In more recent times, Tenhulzen has become a significant player in Wyoming’s hemp industry. He acquired the state’s first licenses to grow and process hemp earlier this year and is looking to become the largest hemp processor.

“I’ve always considered myself to be unemployable because I am [an] entrepreneurial type and a risktaker. I have had to recreate myself many times over,” Tenhulzen said in a piece published by Thrive Global this month.

He expressed enthusiasm for hemp’s many uses and said his biggest accomplishment “is what I am doing right now with introducing oats and hemp products.”

“This company could explode,” Tenhulzen said in the Thrive Global piece.

Gluten Free Oats, which also operates as GF Harvest, is in the process of purchasing its building and mill from the City of Powell.

The structures were built with the help of economic development funds from the state government and leased to GF Harvest for about $5,500 per month. The ultimate plan was to sell the properties to the business and in May, GF Harvest co-founder Seaton Smith approached the city council with a proposal for buying the property.

At the time, Smith said the buyout was necessary to secure the private funding needed to grow the business in the highly competitive niche food market. The company would be partnering with Mother’s Hemp Farms (MHF), Smith told the council, to start a new line of foods with hemp ingredients.

Smith didn’t mention that Tenhulzen had purchased the company, but they had split ownership at the beginning of the year, Smith said Friday. By March, they decided it would be best to have ownership under one entity, and Tenhulzen bought out the other half of the company.

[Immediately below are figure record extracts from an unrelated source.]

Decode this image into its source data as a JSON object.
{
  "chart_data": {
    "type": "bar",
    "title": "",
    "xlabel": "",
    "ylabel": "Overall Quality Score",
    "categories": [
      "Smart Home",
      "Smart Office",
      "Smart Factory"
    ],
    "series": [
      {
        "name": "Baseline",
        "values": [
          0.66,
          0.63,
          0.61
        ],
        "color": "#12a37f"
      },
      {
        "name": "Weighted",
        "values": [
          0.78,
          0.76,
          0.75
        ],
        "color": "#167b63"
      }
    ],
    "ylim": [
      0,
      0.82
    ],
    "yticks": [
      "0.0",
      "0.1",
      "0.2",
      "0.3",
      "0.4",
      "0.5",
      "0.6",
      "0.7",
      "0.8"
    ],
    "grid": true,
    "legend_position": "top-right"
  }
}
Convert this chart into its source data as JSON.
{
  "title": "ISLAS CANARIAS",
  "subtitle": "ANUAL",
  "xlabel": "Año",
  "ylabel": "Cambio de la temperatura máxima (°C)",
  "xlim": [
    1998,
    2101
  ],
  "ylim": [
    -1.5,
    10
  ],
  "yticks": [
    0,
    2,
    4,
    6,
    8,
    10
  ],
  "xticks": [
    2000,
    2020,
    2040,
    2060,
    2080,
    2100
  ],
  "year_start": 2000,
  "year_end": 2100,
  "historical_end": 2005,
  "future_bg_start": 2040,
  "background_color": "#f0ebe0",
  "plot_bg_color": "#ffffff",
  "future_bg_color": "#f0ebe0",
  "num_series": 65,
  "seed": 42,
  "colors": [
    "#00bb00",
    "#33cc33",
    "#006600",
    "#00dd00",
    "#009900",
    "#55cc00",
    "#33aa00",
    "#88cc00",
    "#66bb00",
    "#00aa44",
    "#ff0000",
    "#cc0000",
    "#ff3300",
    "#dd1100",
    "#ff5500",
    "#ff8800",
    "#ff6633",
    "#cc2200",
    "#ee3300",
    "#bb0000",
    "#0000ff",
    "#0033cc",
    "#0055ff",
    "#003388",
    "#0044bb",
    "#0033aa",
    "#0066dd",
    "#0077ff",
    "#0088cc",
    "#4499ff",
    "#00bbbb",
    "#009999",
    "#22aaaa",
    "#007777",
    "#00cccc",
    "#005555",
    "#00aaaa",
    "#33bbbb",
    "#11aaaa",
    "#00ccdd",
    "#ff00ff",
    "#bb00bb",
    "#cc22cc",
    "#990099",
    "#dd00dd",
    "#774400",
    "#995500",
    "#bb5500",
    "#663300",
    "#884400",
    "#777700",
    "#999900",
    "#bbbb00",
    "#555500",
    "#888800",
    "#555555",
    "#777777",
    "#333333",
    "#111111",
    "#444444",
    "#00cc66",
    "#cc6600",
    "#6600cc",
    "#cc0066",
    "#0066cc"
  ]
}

Smith said that since the city’s financial relationship is with GF Harvest and not his family, a change in ownership at the company didn’t impact any agreement to buy out the city. There was never any intention, he said, to omit any important information.

Besides giving GF Harvest the cash infusion it needed to grow, Smith said selling the company to MHF allowed the Smiths — including Seaton’s wife Jill and their son Forrest — to be free of administrative tasks and focus their skill sets on aspects of the operation in which they do best. In Seaton Smith’s case, that’s sales.

“It allowed us to focus on what we do best rather than trying to wear 20 hats,” he explained.

As far as the SEC action against Tenhulzen, Seaton Smith said he didn’t see it impacting the company’s plans for the future.

“We’re in it to make the best for Powell that we can,” he said.

GF Harvest and the Smiths are not part of the SEC’s investigation and had no dealings with EquiAlt or 1 Global Capital.

In July, the Powell City Council approved the GF Harvest sale for $742,500, contingent on the business closing on the sale by Dec. 31.